Her great pride and joy in life is to have inspired beautiful songs.
Whoppee!
She, too, appears to be full of dichotomies. She goes on and on how Eric's drinking wore her down and was destroying him, so he left him. She writes of how she was finding peace in her days during the two weeks being away from him when she agrees to marry him.
Later she writes of how the not knowing how each day will be with him grew too exhausting and that she needed stability in her life. In the post-being-Mrs.RockStar era of her life, she writes how she thrives on not having plans and having the unexpected happen each day. I got the impression of a woman who is a crazy-maker. Her words and actions do not meet. It is her ex husbands who moved on to create stable, lasting marriages; not Pattie. She is the one who seems to be the addict who hasn't come to terms with her addictions. I laughed at the line in her end chapter of how she is glad that she did not "inherit the addictive gene." If she read her own story with open eyes she would see that she is a very addictive personality and is drawn to addictive personalites.
Her contradictions are tiring by the end. She claims to have been the mother-hen to her younger siblings, yet, she was mean to them when young and then engaged in a sexual relatioship with Clapton who had been living with Pattie's sister. How is such behavior protecting and nurturing ones younger siblings?
I found Pattie to be ultimately a very emotionally immature and unstable personality. She moves from relationship to relationship in a way that is frightening.
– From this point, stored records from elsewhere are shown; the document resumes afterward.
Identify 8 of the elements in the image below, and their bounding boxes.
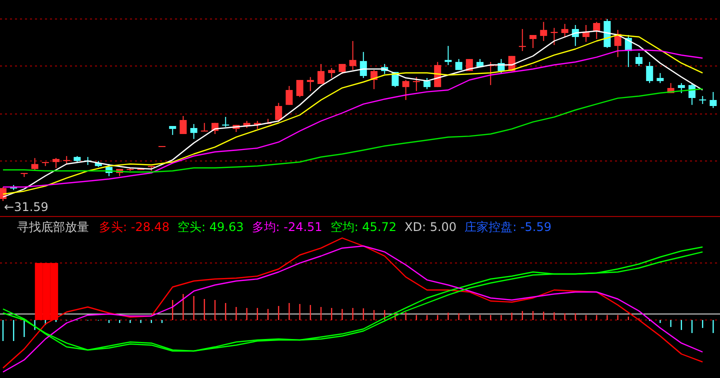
annotation: ←31.59 <box>4 200 48 214</box>
text: 多均: -24.51 <box>252 220 322 234</box>
text: 多头: -28.48 <box>99 220 170 234</box>
text: 空均: 45.72 <box>330 220 397 234</box>
text: 空头: 49.63 <box>178 220 244 234</box>
chart-title: 寻找底部放量 <box>17 220 89 234</box>
text: XD: 5.00 <box>404 220 457 234</box>
text: 庄家控盘: -5.59 <box>464 220 552 234</box>
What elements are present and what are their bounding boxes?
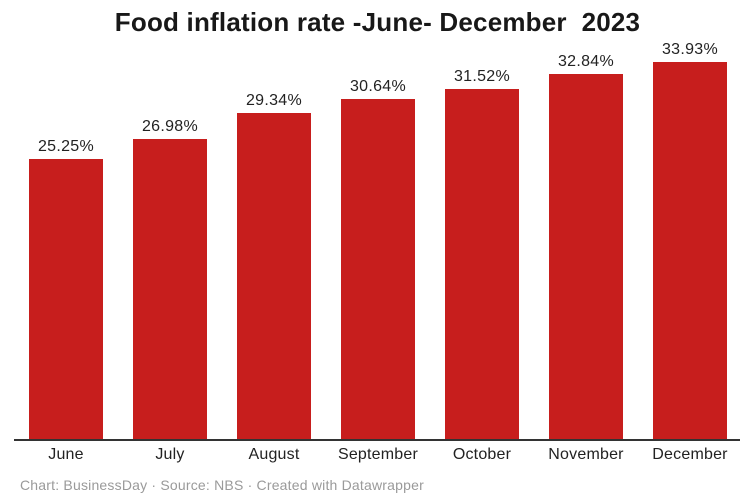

She fears being alone and until she confronts her fears she will continue living lies.
She too claims that she and Eric had a very passionate relationship. This I did not find in her story. I found a very co-dependent, drug and alcohol fueled relationship. Pattie seems to confuse addiction with passion. She seems to be very emotionally confused.
I wish her well. I wish her growth. I wish her recovery. I wish her peace. I wish she would stop dying her hair blonde and trying to look the part of a young rock and roll muse. She is growing old in body. It would be wonderful to see her accept this rather than deny it. Maturity would do her well, but she still seems lost in the first verse of Clapton's song, "Beautiful Tonight." I've never liked this song as I have found it always very shallow (the blonde in the song has always struck me as a very shallow woman) and the last verse is anything but romantic and loving. How romantic is it to be with a man who is so drunk that he needs help to getting into bed? Pattie still is trying to live verse one of the song. Eric has moved beyond the last verse and into a new and better song of life.
May Pattie do the same.
As for the book: Fast read. It does offer insights into lives of rock and roll from the 1960s-1970s. It is not a book worth buying and keeping. Check it out of the library and save your money for good literature.
writes,
Interesting rock history and worth reading. Insights about the Beatles, George Harrison, and Eric Clapton. If you're a fan of these artists and those times, it's fun to read. Neither George or Eric were quite the "knights in shining armor", in fact, sadly, speaks poorly of Eric. Only annoying thing, P. Boyd is not a writer and tends to ramble on, so you have to get past that throughout the book.